En ce qui concerne les décrocheurs de portrait on retiendra un jugement audacieux du tribunal de grande instance de Lyon du 16 février 2019 qui avait relaxé les militants du chef de vol en réunion sur le fondement de l’état de nécessité en considérant notamment que « dans l’esprit de citoyens profondément investis dans un cause particulière servant l’intérêt général, le décrochage et l’enlèvement sans autorisation de ce portrait dans un but voué exclusivement à la défense de cette cause, qui n’a été précédé ou accompagné d’aucune autre forme d’acte répréhensible, loin de se résumer à une simple atteinte à l’objet matériel, doit être interprété comme le substitut nécessaire du dialogue impraticable entre le président de la République et le peuple » [3]. Ce jugement a cependant été infirmé en appel puis a donné lieu à l’un des pourvois en cassation qui intéresse la présente affaire.
4 – Le rejet de l’état de nécessité par la Cour de cassation dans le cas des décrocheurs de portraits
L’arrêt de la Cour de cassation est assez laconique sur ce rejet et il ne sera pas excessif de retranscrire les deux petits attendus à ce sujet :
« Pour rejeter le fait justificatif tiré de l’état de nécessité invoqué par les prévenus, l’arrêt attaqué énonce qu’il n’existe aucun élément qui permette de considérer que le vol des portraits du président de la République dans des mairies soit de nature à prévenir, au sens de l’article 122-7 du code pénal, le danger climatique qu’ils dénoncent.
En l’état de ces énonciations, la cour d’appel, qui a souverainement estimé, par des motifs exempts de contradiction et d’insuffisance, répondant à l’ensemble des chefs péremptoires des conclusions des prévenus, qu’il n’était pas démontré que la commission d’une infraction était le seul moyen d’éviter un péril actuel ou imminent, a justifié sa décision. »

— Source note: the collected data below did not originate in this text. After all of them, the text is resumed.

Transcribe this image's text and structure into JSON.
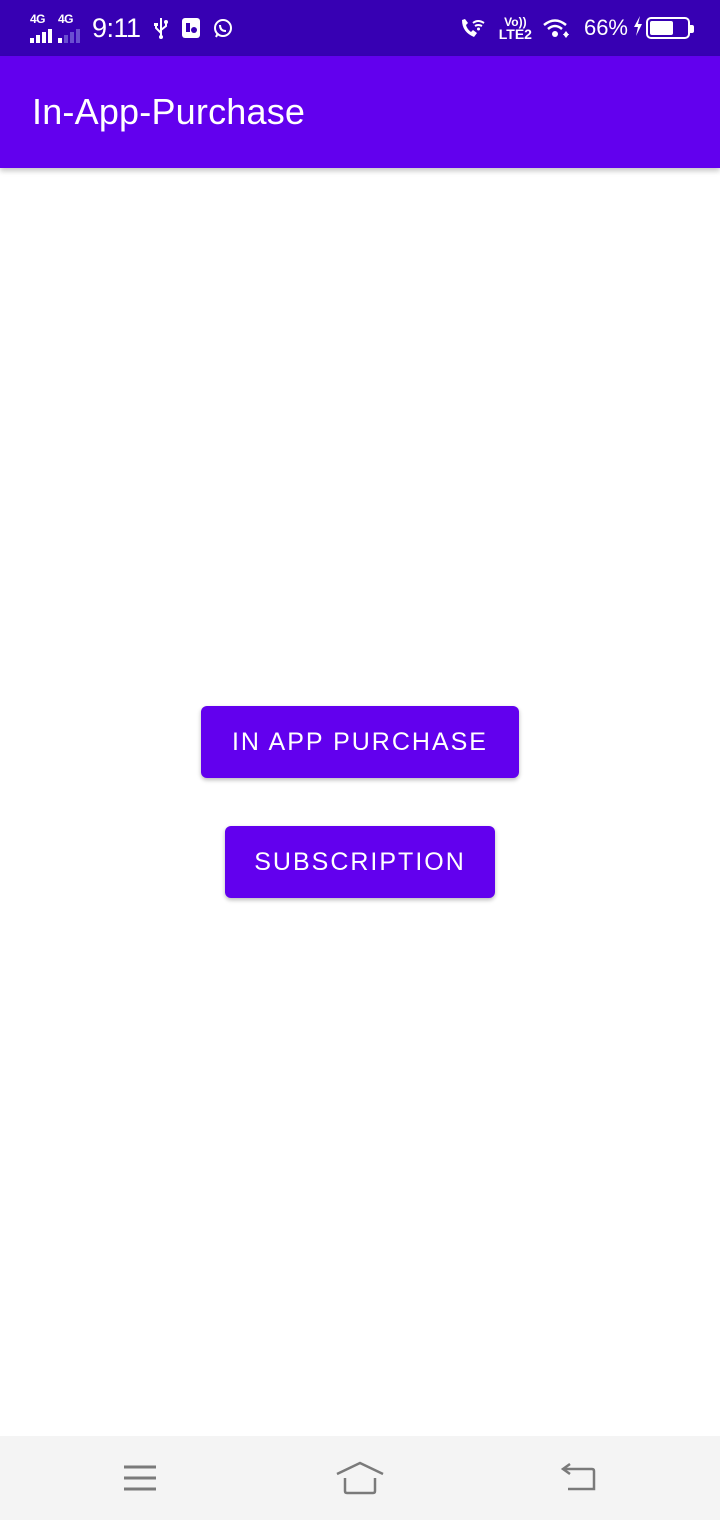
{
  "status_bar": {
    "sim1_network": "4G",
    "sim2_network": "4G",
    "time": "9:11",
    "volte_top": "Vo))",
    "volte_bottom": "LTE2",
    "battery_percent": "66%",
    "battery_level": 0.66,
    "icons": [
      "signal-icon",
      "signal-icon",
      "usb-icon",
      "sim-toolkit-icon",
      "whatsapp-icon",
      "wifi-call-icon",
      "wifi-icon",
      "charging-icon",
      "battery-icon"
    ]
  },
  "app_bar": {
    "title": "In-App-Purchase"
  },
  "main": {
    "in_app_purchase_label": "IN APP PURCHASE",
    "subscription_label": "SUBSCRIPTION"
  },
  "nav_bar": {
    "icons": [
      "menu-icon",
      "home-icon",
      "back-icon"
    ]
  },
  "colors": {
    "status_bar": "#3700b3",
    "primary": "#6200ee",
    "on_primary": "#ffffff",
    "background": "#ffffff",
    "nav_bar": "#f4f4f4",
    "nav_icon": "#7a7a7a"
  }
}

En substance, la Cour de cassation a estimé que le juge du fond avait correctement expliqué les raisons pour lesquelles l’état de nécessité ne pouvait être invoqué comme fait justificatif de l’infraction. Aucun élément ne permettait de considérer que le vol des portraits présidentiels était de nature à prévenir le danger climatique énoncé et qu’il s’agissait du seul moyen d’éviter un péril actuel ou imminent.
Il convient de remarquer que la Cour de cassation ne se prononce pas sur l’existence d’un danger climatique actuel ou imminent. Elle va même jusqu’à considérer les arguments des prévenus comme péremptoires en ce qu’ils ne démontraient pas que l’infraction était le seul moyen d’éviter un péril actuel ou imminent.
Cette position peut apparaître critiquable notamment en ce que le juge judiciaire ne souhaite pas prendre position sur l’existence d’un danger actuel ou imminent résultant de l’urgence climatique. La satisfaction de cette condition énoncée à l’article 122-7 du code pénal n’est donc pas présumée et il convient aux prévenus d’insister sur ce point par une démonstration systématique.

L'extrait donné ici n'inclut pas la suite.